Rules of Resource Release in esProc

Program Language 6094 4

During data computing in esProc, raw data, intermediate data, and the final resulting data consume certain system resources. That includes the memory consumption, database connection usage and the space occupation by the file objects. Too much resource consumption may cause memory overflow, database access failure and other problems to the computation. It’s important during the computing process to timely remove useless raw data and intermediate data, close unwanted database connection and delete unnecessary file objects so that resources can be released.

1. Variables

esProc supports user-defined variables and using cell values as variables. Both types of variables occupy memory space with data stored in them. If they consume a large amount of memory by holding a big volume of data, computations would thus be affected, resulting in low execution speed and even memory overflow.

The following program is used to test the normal memory consumption by variables:

  A B
1 $ select NAME from CITIES 15000000
2 =A1.(NAME) =A2.len()
3 2000-1-1 =create(ID,Name,City,Birthday)
4 for B1 >B3.insert(0,#A4,”N”/#A4,A2(rand(B2)+1),after@d(A3,-rand(10000)))
5 / =create(ID,Name,City,Birthday)
6 for B1 >B5.insert(0,#A6,”N”/#A6,A2(rand(B2)+1),after@d(A3,-rand(10000)))
7 / =create(ID,Name,City,Birthday)
8 for B1 >B7.insert(0,#A8,”N”/#A8,A2(rand(B2)+1),after@d(A3,-rand(10000)))
9 / =create(ID,Name,City,Birthday)
10 for B1 >B9.insert(0,#A10,”N”/#A10,A2(rand(B2)+1),after@d(A3,-rand(10000))

B3, B5, B7, B9 and B11 respectivley create a 4-field testing table sequence. Line 4,6,8,10 and 12 run loops to insert 15,000,000 records to each table sequence. The data types of the field values include integer, string and date. Each record will occupy space of about 100 bytes after it is objectified. A table sequence should be cleared from the cell used as the variable as soon as it is generated for the sake of smooth execution. With a memory space of 4G, momory overflow happens as B7 tries to geneate the third table sequence.

esProc_rules_sources_release_1

In actual execution, a table sequence, after it is generated, will be stored in a file and this step of computation is over. At that point it can be deleted from the cell, as shown below:

  A B
1 $ select NAME from CITIES 15000000
2 =A1.(NAME) =A2.len()
3 2000-1-1 =create(ID,Name,City,Birthday)
4 for B1 >B3.insert(0,#A4,”N”/#A4,A2(rand(B2)+1),after@d(A3,-rand(10000)))
5 >B3=null =create(ID,Name,City,Birthday)
6 for B1 >B5.insert(0,#A6,”N”/#A6,A2(rand(B2)+1),after@d(A3,-rand(10000)))
7 >B5=null =create(ID,Name,City,Birthday)
8 for B1 >B7.insert(0,#A8,”N”/#A8,A2(rand(B2)+1),after@d(A3,-rand(10000)))
9 >B7=null =create(ID,Name,City,Birthday)
10 for B1 >B9.insert(0,#A10,”N”/#A10,A2(rand(B2)+1),after@d(A3,-rand(10000))

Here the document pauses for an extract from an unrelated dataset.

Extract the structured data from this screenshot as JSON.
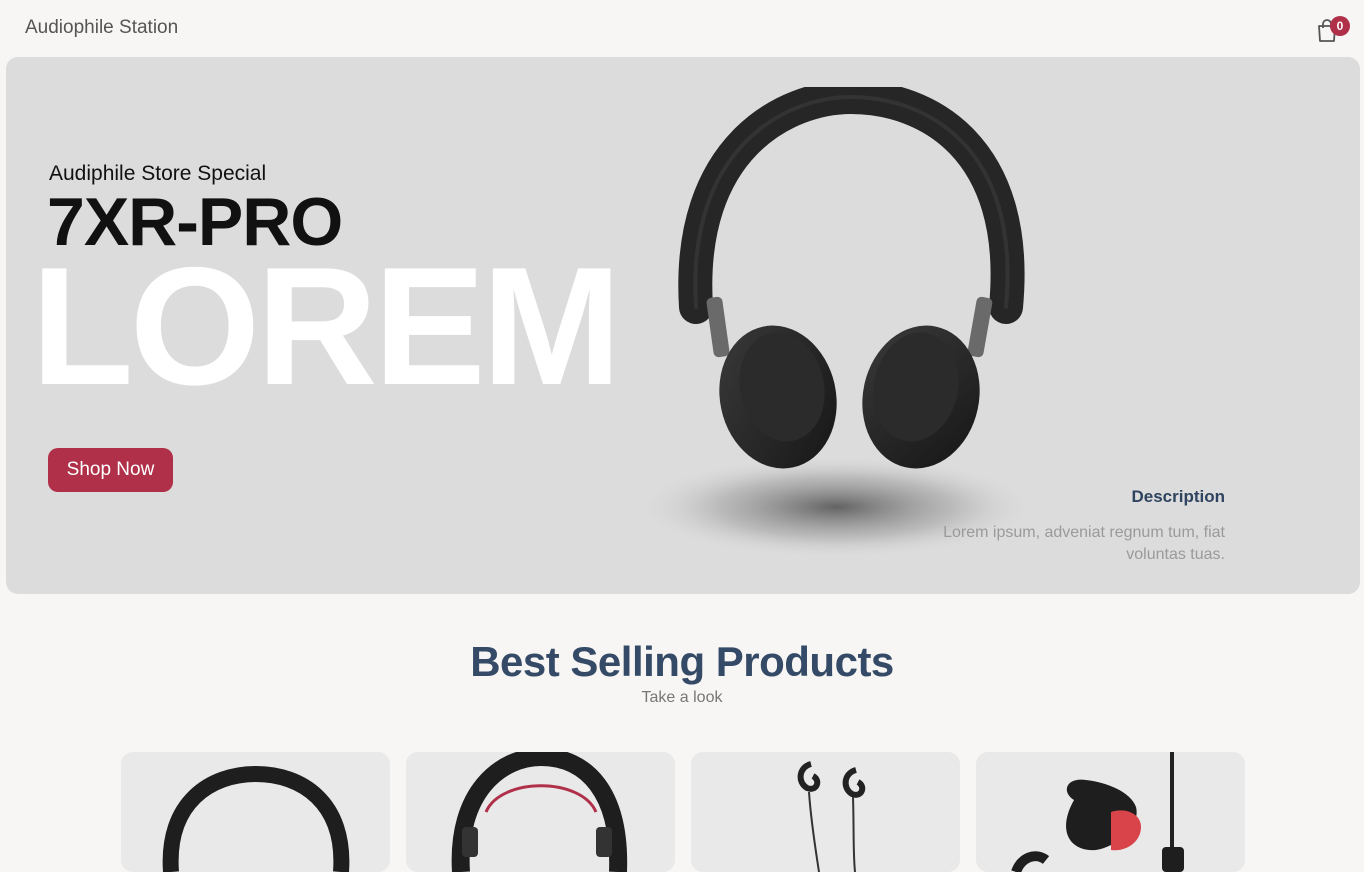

As this is just a test, generated table sequences won’t be exported but just be cleared in A5, A7 and A9 by setting the values of B3, B5 and B7 as nulls. By removing these table sequences, resources are released and memory overlow is avoided to pave the way for subsequent compuations. After the code is exected, the intermediate data in B3, B5 and B7 will have been cleared:

esProc_rules_sources_release_2

But if multiple variables store the same data object, the actual storage consumption will be very small and won’t burden the memory. For example:

  A B
1 $ select NAME from CITIES 15000000
2 =A1.(NAME) =A2.len()
3 2000-1-1 =create(ID,Name,City,Birthday)
4 for B1 >B3.insert(0,#A4,”N”/#A4,A2(rand(B2)+1),after@d(A3,-rand(10000)))
5 =B3 =B3
6 =B3 =B3
7 >testTable=B3 >testTable.to(-10).run(Name=”Change”)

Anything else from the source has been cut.